How Dialogue Speaks to Core Convictions: Partners in Enlightenment

Gene GoldfederThis year, Gene Goldfeder retired from the Borough of Catasauqua after serving 40 years as Borough Manager. He still serves the Borough part time as Zoning Officer. Now retired, he enjoys spending more time traveling, visiting family a…

Gene Goldfeder

This year, Gene Goldfeder retired from the Borough of Catasauqua after serving 40 years as Borough Manager. He still serves the Borough part time as Zoning Officer. Now retired, he enjoys spending more time traveling, visiting family and friends, reading and cooking, all with his wife Donna.

Gene earned an MS in Architecture with a focus in Urban Planning from Penn State University and a BA from Lehigh University. In 1989 he received a Certificate in Management from the International City/County Management Association Training Institute.

Gene was brought up Jewish by parents who were born and raised in Brooklyn, NY. While he lived his entire life in eastern Pennsylvania, the New York influence plays a major role in his food (deli style) and cultural (Broadway theater) preferences.

As a person who considers himself to have a scientific viewpoint in most matters, I found the Dialogue discussion on Science and Religion extremely interesting and enlightening. I try to understand and explain everything. For that reason, I’ve never fully accepted the concept of creating the heavens and earth and everything on earth in seven days, at least as we now measure days. Dialogue gave me the opportunity to explore this apparent conflict between religion and science with the group and find a way to reconcile it in my mind.

Recently, I was reading a book by Stephen Hawking. He stated that all of our theories of physics work only as far back as the Big Bang. Prior to that (if there is a prior to that) time and the theories don’t follow the established rules. To accept the Big Bang, one might also accept that something “created” it and that before the Big Bang time might have been indeterminate. We have no way of knowing what occurred before earth’s creation, since we have no way of looking back farther than the Big Bang.

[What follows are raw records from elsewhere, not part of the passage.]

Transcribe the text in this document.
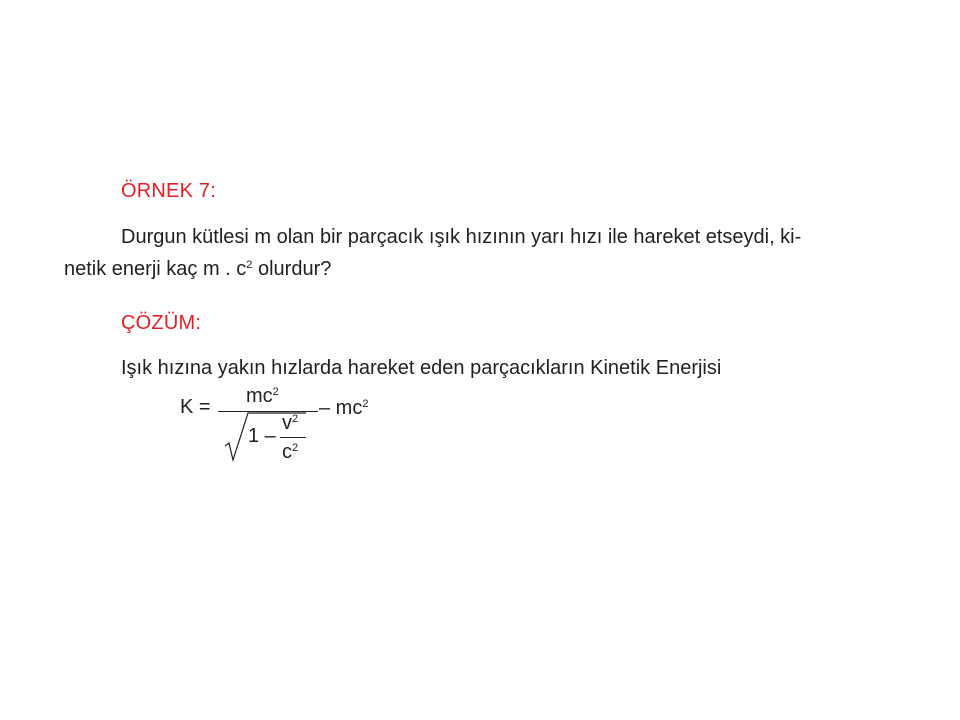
ÖRNEK 7:
Durgun kütlesi m olan bir parçacık ışık hızının yarı hızı ile hareket etseydi, ki-
netik enerji kaç m . $c^2$ olurdur?
ÇÖZÜM:
Işık hızına yakın hızlarda hareket eden parçacıkların Kinetik Enerjisi
$K = mc^2$
– $mc^2$
1 –
$v^2$
$c^2$
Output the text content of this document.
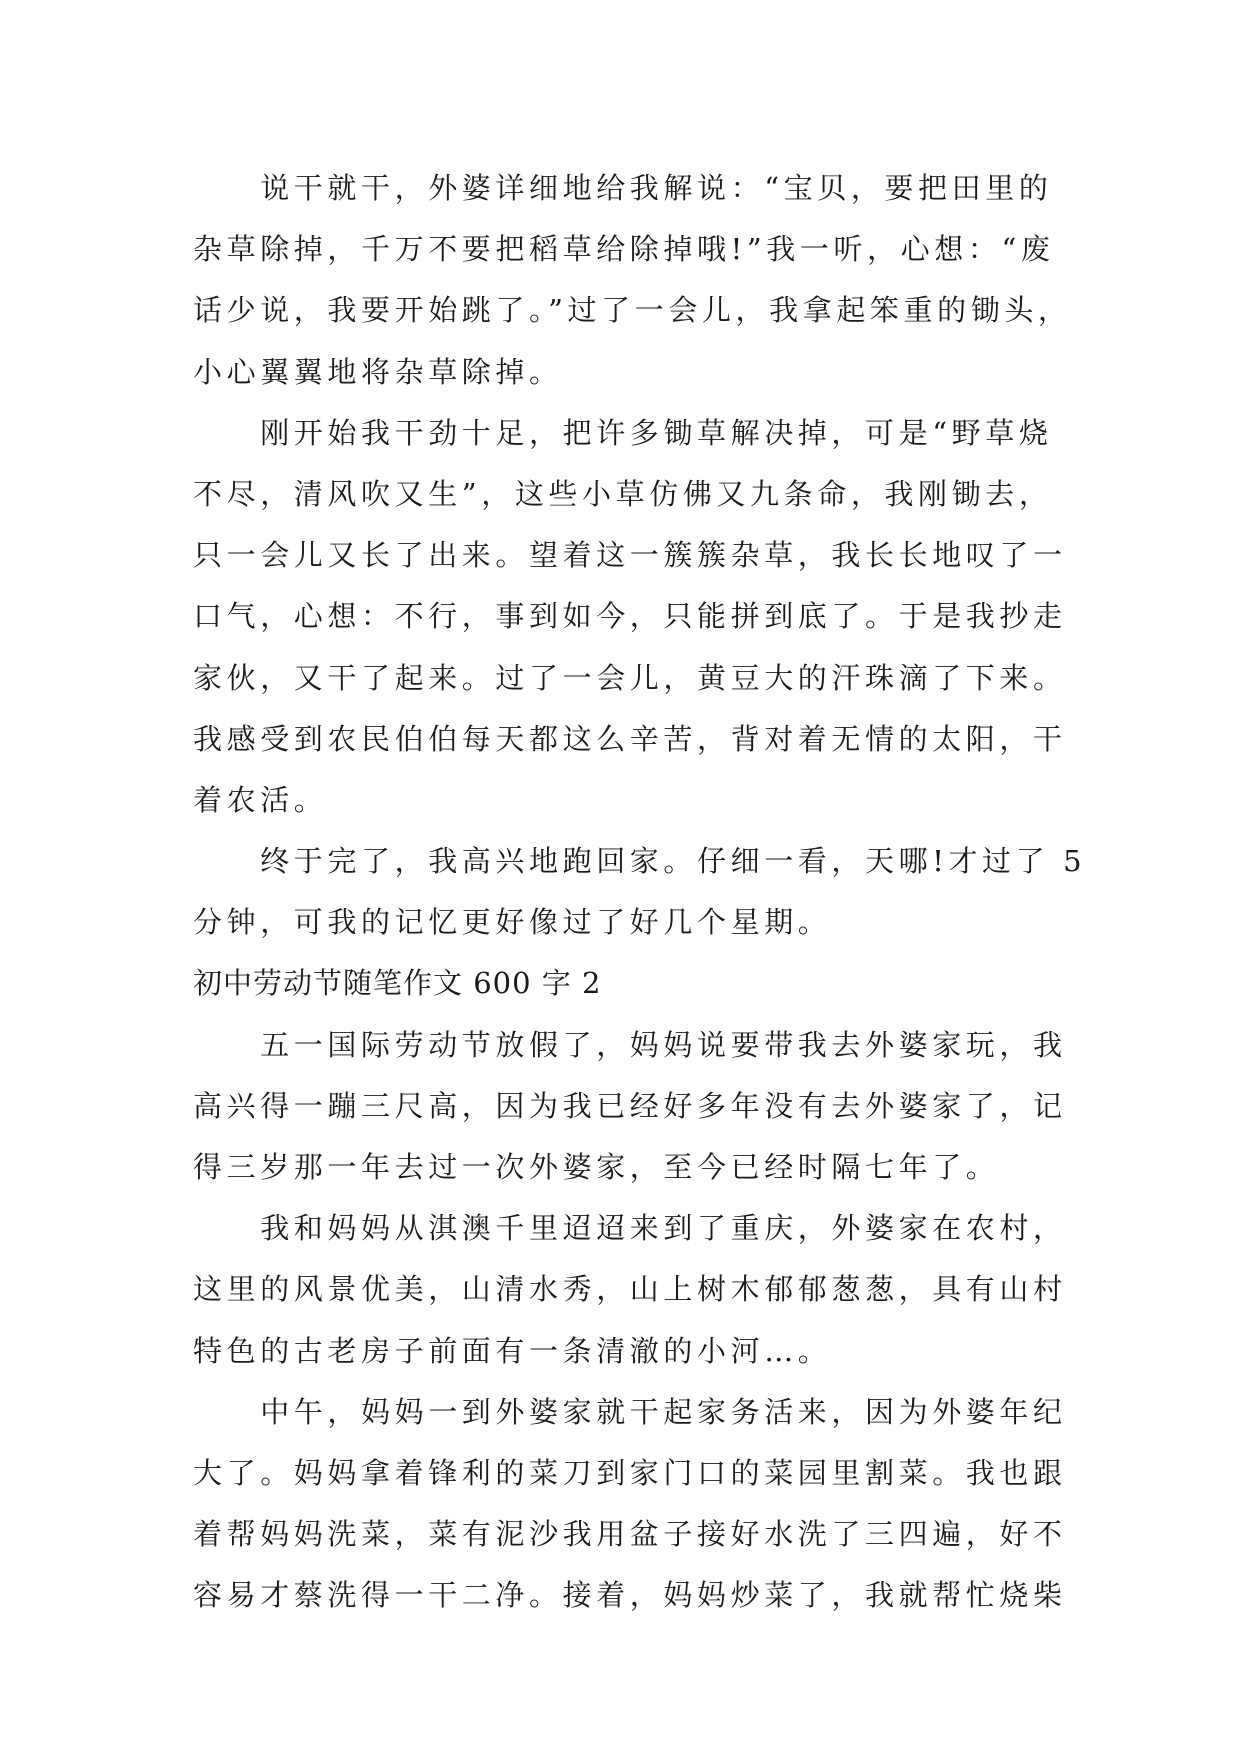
　　说干就干，外婆详细地给我解说：“宝贝，要把田里的
杂草除掉，千万不要把稻草给除掉哦!”我一听，心想：“废
话少说，我要开始跳了。”过了一会儿，我拿起笨重的锄头，
小心翼翼地将杂草除掉。
　　刚开始我干劲十足，把许多锄草解决掉，可是“野草烧
不尽，清风吹又生”，这些小草仿佛又九条命，我刚锄去，
只一会儿又长了出来。望着这一簇簇杂草，我长长地叹了一
口气，心想：不行，事到如今，只能拼到底了。于是我抄走
家伙，又干了起来。过了一会儿，黄豆大的汗珠滴了下来。
我感受到农民伯伯每天都这么辛苦，背对着无情的太阳，干
着农活。
　　终于完了，我高兴地跑回家。仔细一看，天哪!才过了 5
分钟，可我的记忆更好像过了好几个星期。
初中劳动节随笔作文 600 字 2
　　五一国际劳动节放假了，妈妈说要带我去外婆家玩，我
高兴得一蹦三尺高，因为我已经好多年没有去外婆家了，记
得三岁那一年去过一次外婆家，至今已经时隔七年了。
　　我和妈妈从淇澳千里迢迢来到了重庆，外婆家在农村，
这里的风景优美，山清水秀，山上树木郁郁葱葱，具有山村
特色的古老房子前面有一条清澈的小河…。
　　中午，妈妈一到外婆家就干起家务活来，因为外婆年纪
大了。妈妈拿着锋利的菜刀到家门口的菜园里割菜。我也跟
着帮妈妈洗菜，菜有泥沙我用盆子接好水洗了三四遍，好不
容易才蔡洗得一干二净。接着，妈妈炒菜了，我就帮忙烧柴
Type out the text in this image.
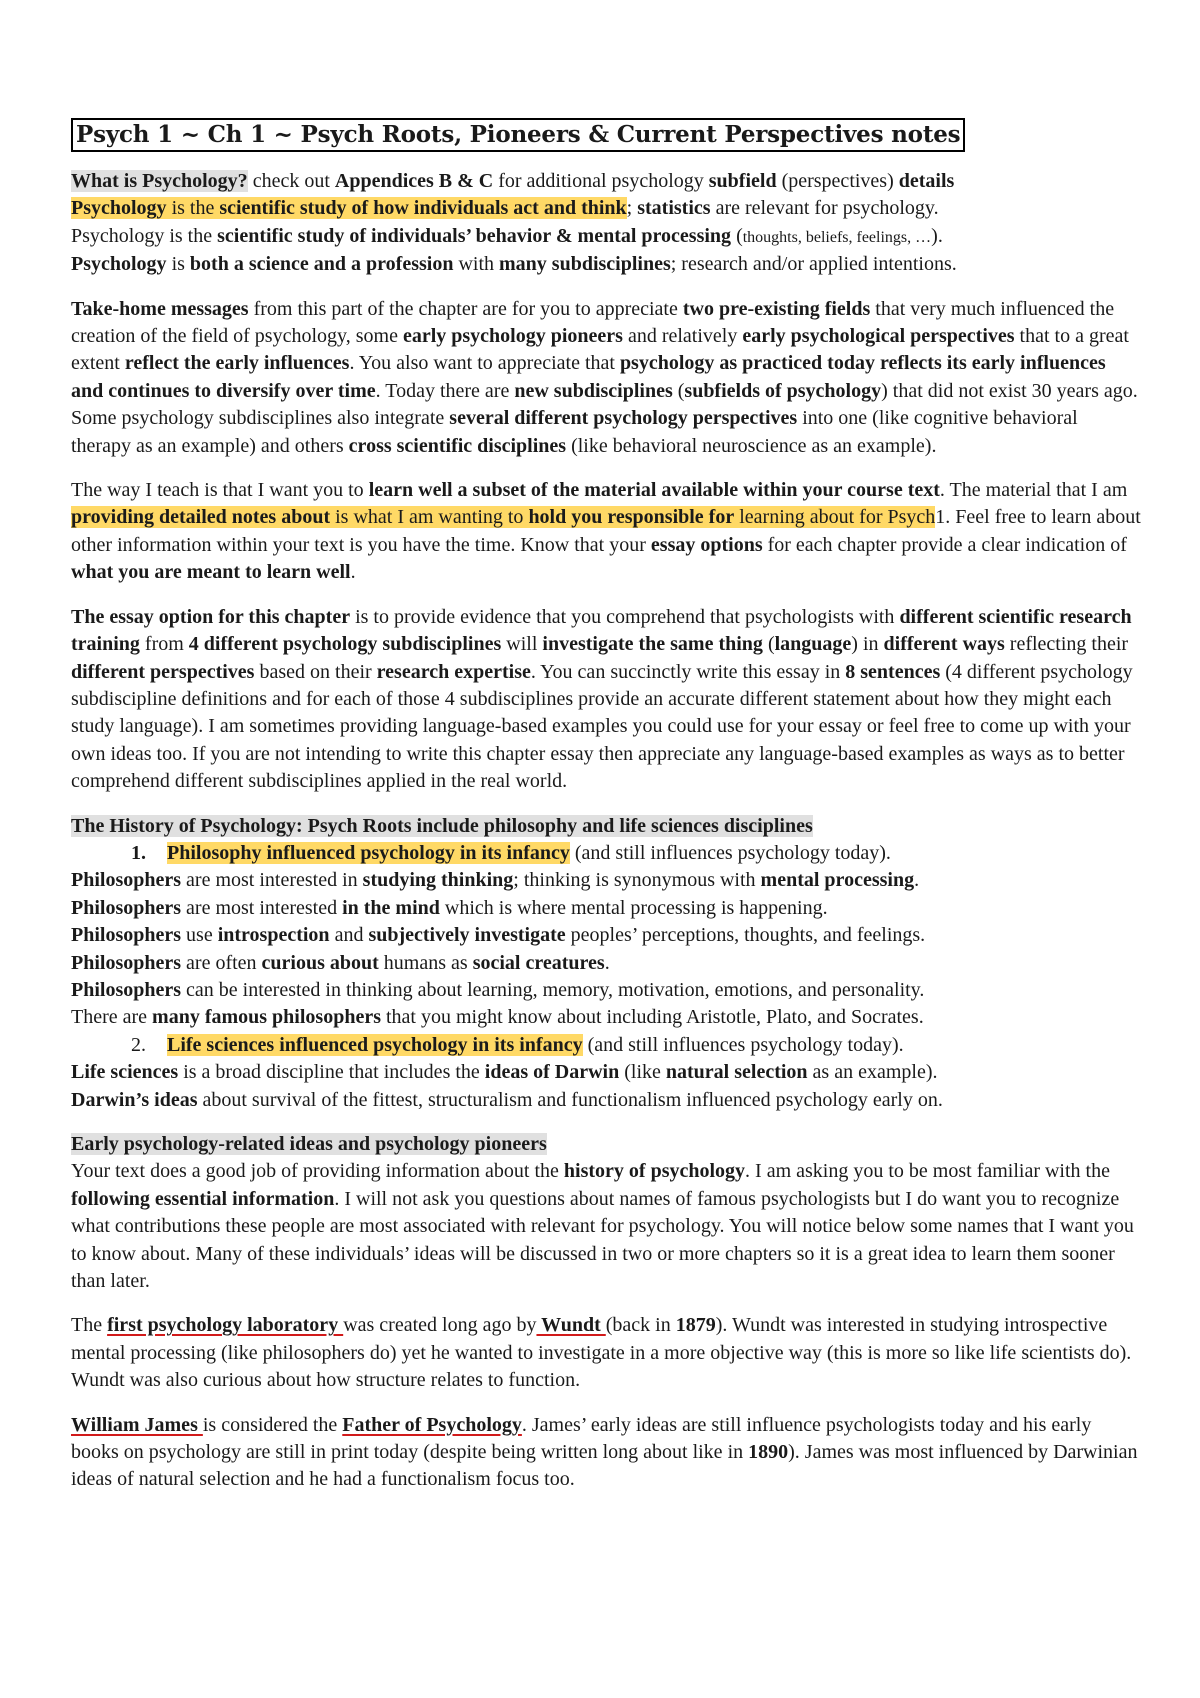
Psych 1 ~ Ch 1 ~ Psych Roots, Pioneers & Current Perspectives notes

What is Psychology? check out Appendices B & C for additional psychology subfield (perspectives) details
Psychology is the scientific study of how individuals act and think; statistics are relevant for psychology.
Psychology is the scientific study of individuals’ behavior & mental processing (thoughts, beliefs, feelings, …).
Psychology is both a science and a profession with many subdisciplines; research and/or applied intentions.

Take-home messages from this part of the chapter are for you to appreciate two pre-existing fields that very much influenced the creation of the field of psychology, some early psychology pioneers and relatively early psychological perspectives that to a great extent reflect the early influences. You also want to appreciate that psychology as practiced today reflects its early influences and continues to diversify over time. Today there are new subdisciplines (subfields of psychology) that did not exist 30 years ago. Some psychology subdisciplines also integrate several different psychology perspectives into one (like cognitive behavioral therapy as an example) and others cross scientific disciplines (like behavioral neuroscience as an example).

The way I teach is that I want you to learn well a subset of the material available within your course text. The material that I am providing detailed notes about is what I am wanting to hold you responsible for learning about for Psych1. Feel free to learn about other information within your text is you have the time. Know that your essay options for each chapter provide a clear indication of what you are meant to learn well.

The essay option for this chapter is to provide evidence that you comprehend that psychologists with different scientific research training from 4 different psychology subdisciplines will investigate the same thing (language) in different ways reflecting their different perspectives based on their research expertise. You can succinctly write this essay in 8 sentences (4 different psychology subdiscipline definitions and for each of those 4 subdisciplines provide an accurate different statement about how they might each study language). I am sometimes providing language-based examples you could use for your essay or feel free to come up with your own ideas too. If you are not intending to write this chapter essay then appreciate any language-based examples as ways as to better comprehend different subdisciplines applied in the real world.

The History of Psychology: Psych Roots include philosophy and life sciences disciplines
1. Philosophy influenced psychology in its infancy (and still influences psychology today).
Philosophers are most interested in studying thinking; thinking is synonymous with mental processing.
Philosophers are most interested in the mind which is where mental processing is happening.
Philosophers use introspection and subjectively investigate peoples’ perceptions, thoughts, and feelings.
Philosophers are often curious about humans as social creatures.
Philosophers can be interested in thinking about learning, memory, motivation, emotions, and personality.
There are many famous philosophers that you might know about including Aristotle, Plato, and Socrates.
2. Life sciences influenced psychology in its infancy (and still influences psychology today).
Life sciences is a broad discipline that includes the ideas of Darwin (like natural selection as an example).
Darwin’s ideas about survival of the fittest, structuralism and functionalism influenced psychology early on.
Early psychology-related ideas and psychology pioneers
Your text does a good job of providing information about the history of psychology. I am asking you to be most familiar with the following essential information. I will not ask you questions about names of famous psychologists but I do want you to recognize what contributions these people are most associated with relevant for psychology. You will notice below some names that I want you to know about. Many of these individuals’ ideas will be discussed in two or more chapters so it is a great idea to learn them sooner than later.

The first psychology laboratory was created long ago by Wundt (back in 1879). Wundt was interested in studying introspective mental processing (like philosophers do) yet he wanted to investigate in a more objective way (this is more so like life scientists do). Wundt was also curious about how structure relates to function.

William James is considered the Father of Psychology. James’ early ideas are still influence psychologists today and his early books on psychology are still in print today (despite being written long about like in 1890). James was most influenced by Darwinian ideas of natural selection and he had a functionalism focus too.
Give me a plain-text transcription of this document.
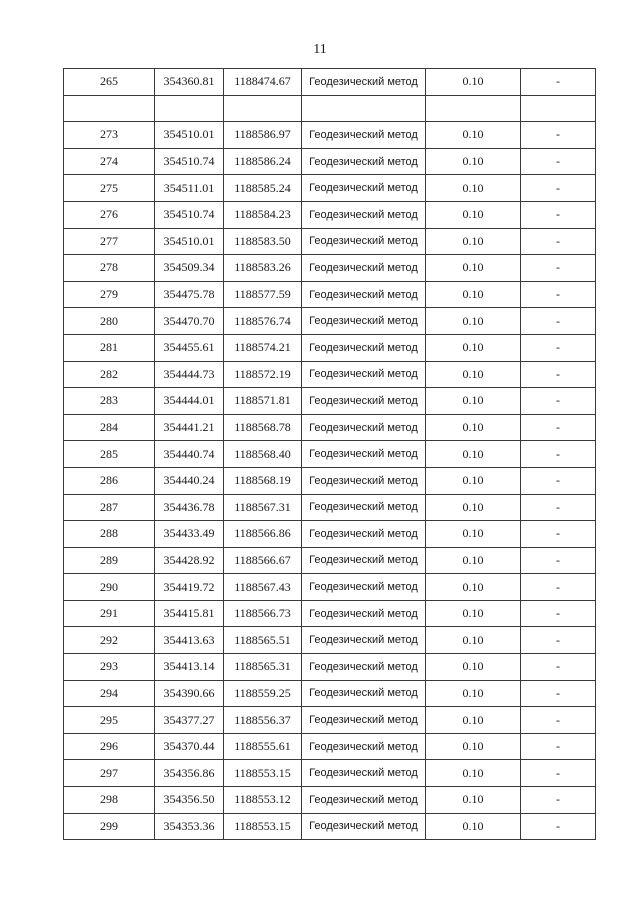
11
265	354360.81	1188474.67	Геодезический метод	0.10	-

273	354510.01	1188586.97	Геодезический метод	0.10	-
274	354510.74	1188586.24	Геодезический метод	0.10	-
275	354511.01	1188585.24	Геодезический метод	0.10	-
276	354510.74	1188584.23	Геодезический метод	0.10	-
277	354510.01	1188583.50	Геодезический метод	0.10	-
278	354509.34	1188583.26	Геодезический метод	0.10	-
279	354475.78	1188577.59	Геодезический метод	0.10	-
280	354470.70	1188576.74	Геодезический метод	0.10	-
281	354455.61	1188574.21	Геодезический метод	0.10	-
282	354444.73	1188572.19	Геодезический метод	0.10	-
283	354444.01	1188571.81	Геодезический метод	0.10	-
284	354441.21	1188568.78	Геодезический метод	0.10	-
285	354440.74	1188568.40	Геодезический метод	0.10	-
286	354440.24	1188568.19	Геодезический метод	0.10	-
287	354436.78	1188567.31	Геодезический метод	0.10	-
288	354433.49	1188566.86	Геодезический метод	0.10	-
289	354428.92	1188566.67	Геодезический метод	0.10	-
290	354419.72	1188567.43	Геодезический метод	0.10	-
291	354415.81	1188566.73	Геодезический метод	0.10	-
292	354413.63	1188565.51	Геодезический метод	0.10	-
293	354413.14	1188565.31	Геодезический метод	0.10	-
294	354390.66	1188559.25	Геодезический метод	0.10	-
295	354377.27	1188556.37	Геодезический метод	0.10	-
296	354370.44	1188555.61	Геодезический метод	0.10	-
297	354356.86	1188553.15	Геодезический метод	0.10	-
298	354356.50	1188553.12	Геодезический метод	0.10	-
299	354353.36	1188553.15	Геодезический метод	0.10	-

This could explain how seven days for the creation might be millennia as we now measure time. For me this concept helps reconcile science and the biblical story.

I found it extremely interesting to discuss and discover how many rules, dictates and laws in the Bible have in modern times been shown by science to have medical value. Before partaking of the Passover meal we ceremoniously wash our hands; after Sabbath service as we enjoy the Kiddush (social gathering), we also wash our hands. This cleanliness, while a religious ritual, has obvious health considerations. In the Torah there is a list of those foods which are “unclean” and are not to be eaten. Many of them, like pork and shellfish, are scavenger animals. In Biblical times there was no medical or scientific reason for these prohibitions, yet today we know of the illness potential from improper storage and preparation of them, as well as the general health related reasons to at least limit their intake, such as fat and cholesterol and their relation to heart disease and other medical concerns.

Prior to Dialogue, I never had a reason to consider the number of times things that are discussed and “taken on faith” in the Bible, today have a scientific explanation. Those that still seem to be miraculous may be true miracles – I am not discounting that possibility – but they may also be something that we don’t understand yet. Dialogue has fostered the more in depth thinking to explore where and how science and religion are not antagonists but partners in enlightenment. They are coming at the issue of life and growth from different perspectives, but in the final analysis both have the goal of making our lives better.